Learning Outcome Developing Functional Proficient
1. Describe the range of applications that require intelligent text processing. Limited ability to describe the main applications. Ability to describe the main characteristics of the main applications. Ability to describe and compare a wide range of applications, providing insight about their key issues and current state of the art.
2. Explain the main techniques that are used to develop and implement intelligent document processing applications. Ability to describe only some of the main techniques. Ability to describe the main techniques. Ability to apply the techniques to specific problem instances.
3. Explain the main components of the Semantic Web and how they relate to Document Processing. Limited ability to explain the main components of the Semantic Web. Ability to describe the main components of the Semantic Web. Ability to explain the main components of the Semantic Web, with insightful references about the interplay between Semantic Web and document processing.
4. Implement text processing applications using a programming language such as Python. Ability to implement trivial applications that are not much more complex than the examples given in standard textbooks and tutorials. Ability to implement, document and evaluate simple end-to-end intelligent text-processing applications. Ability to implement and evaluate complex intelligent text-processing applications. Ability to document and evaluate the implementation in a manner that shows insight.
5. Integrate Semantic Web technology into Document Processing.
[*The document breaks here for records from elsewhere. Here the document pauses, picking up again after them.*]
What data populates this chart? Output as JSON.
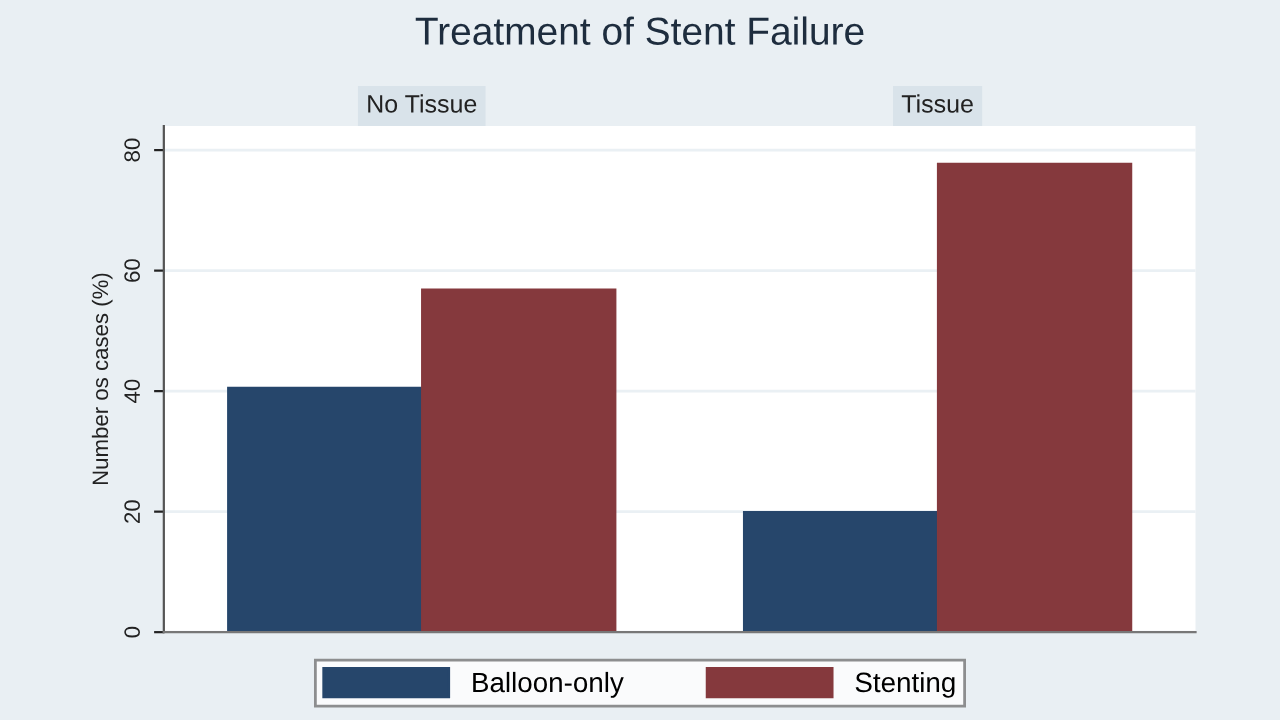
{
  "chart_data": {
    "type": "bar",
    "title": "Treatment of Stent Failure",
    "ylabel": "Number os cases (%)",
    "categories": [
      "No Tissue",
      "Tissue"
    ],
    "ylim": [
      0,
      84
    ],
    "yticks": [
      0,
      20,
      40,
      60,
      80
    ],
    "grid": "y",
    "legend": "bottom",
    "series": [
      {
        "name": "Balloon-only",
        "color": "#26466b",
        "values": [
          40.6,
          20.0
        ]
      },
      {
        "name": "Stenting",
        "color": "#85393d",
        "values": [
          56.9,
          77.8
        ]
      }
    ]
  }
}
Limited ability to implement core elements of Semantic Web applications. Ability to implement and document simple Semantic Web applications. Ability to implement and document Semantic Web applications that require the use of Document Processing technology, in a manner that shows insight.

 

 

All the unit assessed tasks will be marked on a numerical scale that reflects how well the student meets the relevant learning outcomes. This mapping of learning outcomes to marks will be specified in the assignment descriptions.

In order to pass the unit, you need to obtain at least 50% of the sum of marks of all individual assessments.

If you apply for Disruption to Study for your final examination, you must make yourself available for the week of July 24 – 28, 2017.  If you are not available at that time, there is no guarantee an additional examination time will be offered. Specific examination dates and times will be determined at a later date.

Changes Made to Previous Offerings

Compared to last year, the first half of the unit will have less emphasis on the theoretical aspects of machine learning, and a stronger emphasis on the use of packaged solutions currently available. The reason for these changes is the increasing availability of text processing APIs, and the creation of a new unit COMP257 for data mining.

Those students interested on the details of machine learning are encouraged to enrol in the new unit COMP257 "Data Science". The first offering of COMP257 will be in the second semester of 2017.

The learning outcomes and grading policy have been simplified.